University of Vermont Extension 
Department of Plant and Soil Science

Summer Article

By Dr. Vern Grubinger, Extension Specialist and
Dr. Leonard Perry, Extension Professor

Memorial Day weekend marks a milestone for many gardeners.  They move from planning to planting, so by June most garden crops are off to a good start.  Now it's time to start maintaining the garden.

Some vegetables like carrots, lettuce, and beets may require thinning after direct seeding. Thin enough to provide good air circulation (this prevents foliar diseases) and to avoid competition among plants for water and fertilizer.

Tomatoes usually need support to keep fruit off the ground and keep plants healthier by promoting leaf drying.  Indeterminate varieties continue to grow vines all season and benefit from suckering as well as staking.
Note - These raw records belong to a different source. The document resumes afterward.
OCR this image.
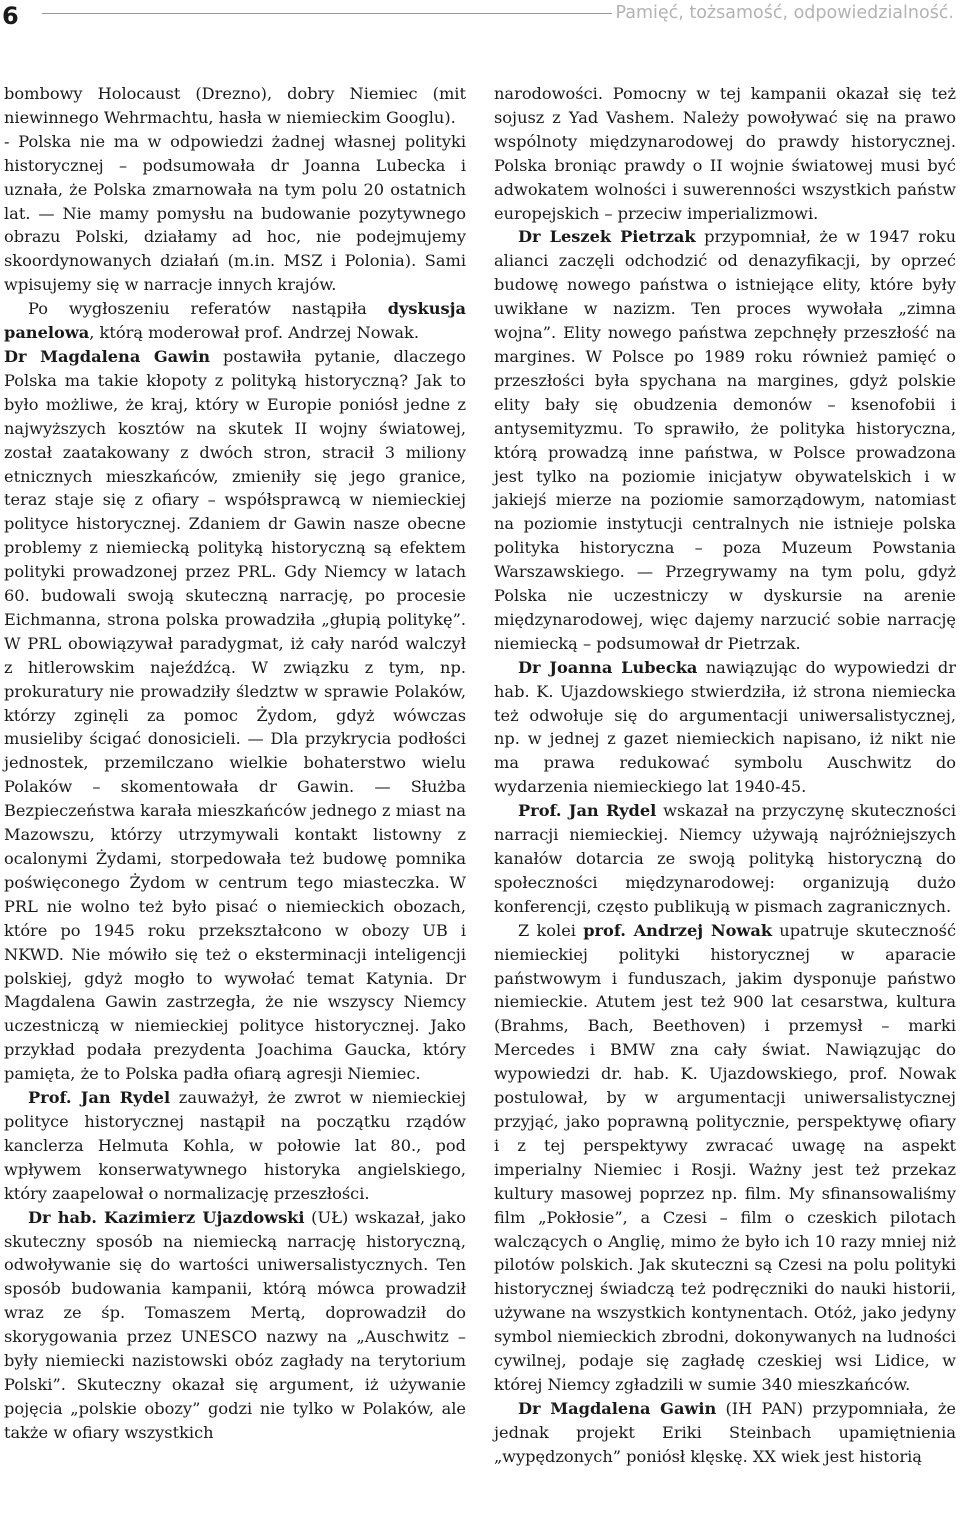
6	Pamięć, tożsamość, odpowiedzialność.

bombowy Holocaust (Drezno), dobry Niemiec (mit niewinnego Wehrmachtu, hasła w niemieckim Googlu).

- Polska nie ma w odpowiedzi żadnej własnej polityki historycznej – podsumowała dr Joanna Lubecka i uznała, że Polska zmarnowała na tym polu 20 ostatnich lat. — Nie mamy pomysłu na budowanie pozytywnego obrazu Polski, działamy ad hoc, nie podejmujemy skoordynowanych działań (m.in. MSZ i Polonia). Sami wpisujemy się w narracje innych krajów.

Po wygłoszeniu referatów nastąpiła dyskusja panelowa, którą moderował prof. Andrzej Nowak.

Dr Magdalena Gawin postawiła pytanie, dlaczego Polska ma takie kłopoty z polityką historyczną? Jak to było możliwe, że kraj, który w Europie poniósł jedne z najwyższych kosztów na skutek II wojny światowej, został zaatakowany z dwóch stron, stracił 3 miliony etnicznych mieszkańców, zmieniły się jego granice, teraz staje się z ofiary – współsprawcą w niemieckiej polityce historycznej. Zdaniem dr Gawin nasze obecne problemy z niemiecką polityką historyczną są efektem polityki prowadzonej przez PRL. Gdy Niemcy w latach 60. budowali swoją skuteczną narrację, po procesie Eichmanna, strona polska prowadziła „głupią politykę”. W PRL obowiązywał paradygmat, iż cały naród walczył z hitlerowskim najeźdźcą. W związku z tym, np. prokuratury nie prowadziły śledztw w sprawie Polaków, którzy zginęli za pomoc Żydom, gdyż wówczas musieliby ścigać donosicieli. — Dla przykrycia podłości jednostek, przemilczano wielkie bohaterstwo wielu Polaków – skomentowała dr Gawin. — Służba Bezpieczeństwa karała mieszkańców jednego z miast na Mazowszu, którzy utrzymywali kontakt listowny z ocalonymi Żydami, storpedowała też budowę pomnika poświęconego Żydom w centrum tego miasteczka. W PRL nie wolno też było pisać o niemieckich obozach, które po 1945 roku przekształcono w obozy UB i NKWD. Nie mówiło się też o eksterminacji inteligencji polskiej, gdyż mogło to wywołać temat Katynia. Dr Magdalena Gawin zastrzegła, że nie wszyscy Niemcy uczestniczą w niemieckiej polityce historycznej. Jako przykład podała prezydenta Joachima Gaucka, który pamięta, że to Polska padła ofiarą agresji Niemiec.

Prof. Jan Rydel zauważył, że zwrot w niemieckiej polityce historycznej nastąpił na początku rządów kanclerza Helmuta Kohla, w połowie lat 80., pod wpływem konserwatywnego historyka angielskiego, który zaapelował o normalizację przeszłości.

Dr hab. Kazimierz Ujazdowski (UŁ) wskazał, jako skuteczny sposób na niemiecką narrację historyczną, odwoływanie się do wartości uniwersalistycznych. Ten sposób budowania kampanii, którą mówca prowadził wraz ze śp. Tomaszem Mertą, doprowadził do skorygowania przez UNESCO nazwy na „Auschwitz – były niemiecki nazistowski obóz zagłady na terytorium Polski”. Skuteczny okazał się argument, iż używanie pojęcia „polskie obozy” godzi nie tylko w Polaków, ale także w ofiary wszystkich

narodowości. Pomocny w tej kampanii okazał się też sojusz z Yad Vashem. Należy powoływać się na prawo wspólnoty międzynarodowej do prawdy historycznej. Polska broniąc prawdy o II wojnie światowej musi być adwokatem wolności i suwerenności wszystkich państw europejskich – przeciw imperializmowi.

Dr Leszek Pietrzak przypomniał, że w 1947 roku alianci zaczęli odchodzić od denazyfikacji, by oprzeć budowę nowego państwa o istniejące elity, które były uwikłane w nazizm. Ten proces wywołała „zimna wojna”. Elity nowego państwa zepchnęły przeszłość na margines. W Polsce po 1989 roku również pamięć o przeszłości była spychana na margines, gdyż polskie elity bały się obudzenia demonów – ksenofobii i antysemityzmu. To sprawiło, że polityka historyczna, którą prowadzą inne państwa, w Polsce prowadzona jest tylko na poziomie inicjatyw obywatelskich i w jakiejś mierze na poziomie samorządowym, natomiast na poziomie instytucji centralnych nie istnieje polska polityka historyczna – poza Muzeum Powstania Warszawskiego. — Przegrywamy na tym polu, gdyż Polska nie uczestniczy w dyskursie na arenie międzynarodowej, więc dajemy narzucić sobie narrację niemiecką – podsumował dr Pietrzak.

Dr Joanna Lubecka nawiązując do wypowiedzi dr hab. K. Ujazdowskiego stwierdziła, iż strona niemiecka też odwołuje się do argumentacji uniwersalistycznej, np. w jednej z gazet niemieckich napisano, iż nikt nie ma prawa redukować symbolu Auschwitz do wydarzenia niemieckiego lat 1940-45.

Prof. Jan Rydel wskazał na przyczynę skuteczności narracji niemieckiej. Niemcy używają najróżniejszych kanałów dotarcia ze swoją polityką historyczną do społeczności międzynarodowej: organizują dużo konferencji, często publikują w pismach zagranicznych.

Z kolei prof. Andrzej Nowak upatruje skuteczność niemieckiej polityki historycznej w aparacie państwowym i funduszach, jakim dysponuje państwo niemieckie. Atutem jest też 900 lat cesarstwa, kultura (Brahms, Bach, Beethoven) i przemysł – marki Mercedes i BMW zna cały świat. Nawiązując do wypowiedzi dr. hab. K. Ujazdowskiego, prof. Nowak postulował, by w argumentacji uniwersalistycznej przyjąć, jako poprawną politycznie, perspektywę ofiary i z tej perspektywy zwracać uwagę na aspekt imperialny Niemiec i Rosji. Ważny jest też przekaz kultury masowej poprzez np. film. My sfinansowaliśmy film „Pokłosie”, a Czesi – film o czeskich pilotach walczących o Anglię, mimo że było ich 10 razy mniej niż pilotów polskich. Jak skuteczni są Czesi na polu polityki historycznej świadczą też podręczniki do nauki historii, używane na wszystkich kontynentach. Otóż, jako jedyny symbol niemieckich zbrodni, dokonywanych na ludności cywilnej, podaje się zagładę czeskiej wsi Lidice, w której Niemcy zgładzili w sumie 340 mieszkańców.

Dr Magdalena Gawin (IH PAN) przypomniała, że jednak projekt Eriki Steinbach upamiętnienia „wypędzonych” poniósł klęskę. XX wiek jest historią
Remove suckers that sprout from the stem up to the first flower cluster. This will promote earlier fruiting and keep the plants to a manageable plant size.  'Celebrity' and other determinate varieties will not sprawl as much and do not require suckering.

To reduce weeds and conserve soil moisture, apply a thick layer of leaves, hay, or straw mulch around vegetable plants, especially long-season crops, in mid-June.  Waiting until mid-month gives the soil time to warm up.  Avoid using weedy hay as a mulch.

Although most of your planting may be done, your battle with pests--insects, diseases, weeds, and wildlife--has just begun.

Many vegetable pests, such as the cabbage maggot, flea beetle, Colorado potato beetle, and cucumber beetle, can be thwarted by covering crops with a floating row cover soon after planting.  These thin blankets of woven polyester allow water and light to pass through but keep insects out.  Be sure to seal all edges with soil, and remove when vine crops are in bloom to allow the flowers to get pollinated.

Protect new transplants like melons, tomatoes, cole crops, and cucumbers from cutworms by placing a cardboard collar around the base of the plant.  The bottom of collar should be pushed into the soil about an inch with two or three inches above.

June is the month to plant dahlias, once all danger of frost has past. Choose a location with fertile, well-drained soil that gets at least six hours of sun a day. Dahlias like sandy or loamy soil, but will do fine in clay soil if you work in a two- to four-inch layer of well-rotted manure or compost a few weeks before planting.

Apply a slow release, complete fertilizer at planting time, such as any of the organic ones that last most the season.  As a rule of thumb, add about four ounces of 5-10-5 per ten square feet of garden, or use other fertilizers according to soil test results. Incorporate into the soil well. Be aware that soil test results may show a well-established garden to have soils that are 'off the chart' in nutrients, especially phosphorus.  If your soils have sufficient fertility, adding more fertilizer will NOT help your crops, and it may contribute to pollution.

Dig a hole about four to six inches deep, laying the tubers horizontally on their sides, with roots down and buds facing upward. Cover with two inches of soil.  You will need to add more soil after shoots appear.

Smaller varieties should be spaced two to three feet apart, larger ones three to four feet. To avoid damage to the roots later on, drive a stake into the ground now, a few inches from where you plan to plant each tuber. You will need to stake larger plants as they grow.

If landscaping is in your plans, start with a plan drawn to scale on paper.  Draw the property lines and locate the house, garage, trees, and other permanent plantings.  Then sketch in the additions you want to make, such as walks, terraces, and flower gardens.

Make a list of all things that need to be done.  You'll want to remove all plants that are overgrown or diseased or that stand in the way of construction, for example.

Work with your local nursery to select plants suitable for your location. Not all species are hardy for all areas.  Some may grow too big for the space allotted.

When shopping for trees and shrubs, check the root system and the color and "feel" of the foliage.  Look for specimens with strong, vigorous growth and healthy leaves or needles. Well cared for plants generally have foliage that feels rigid and/or waxy to the touch.  Dried out foliage will break and crumble when handled.

Most trees and shrubs are sold in containers. If buying now, use care when planting, as the tree or shrub often is not as well rooted as later in season, and you can damage roots when removing the container.

For balled-and-burlapped plants, the ball of soil should feel solid and be tied well.  A broken,
loosely tied ball often indicates dried and broken roots.

Fertilize lawns again if using a complete, synthetic fertilizer and not a slow release organic one.  Keep lawns mowed regularly, but do not set the blades too low.  This is a common mistake, which leads to less vigorous growth and higher chance of disease.

Other activities for June: start a rock garden; visit a pick-your-own strawberry farm; fertilize roses, shrubs, and perennial plants; sow succession plantings of lettuce and other leafy greens.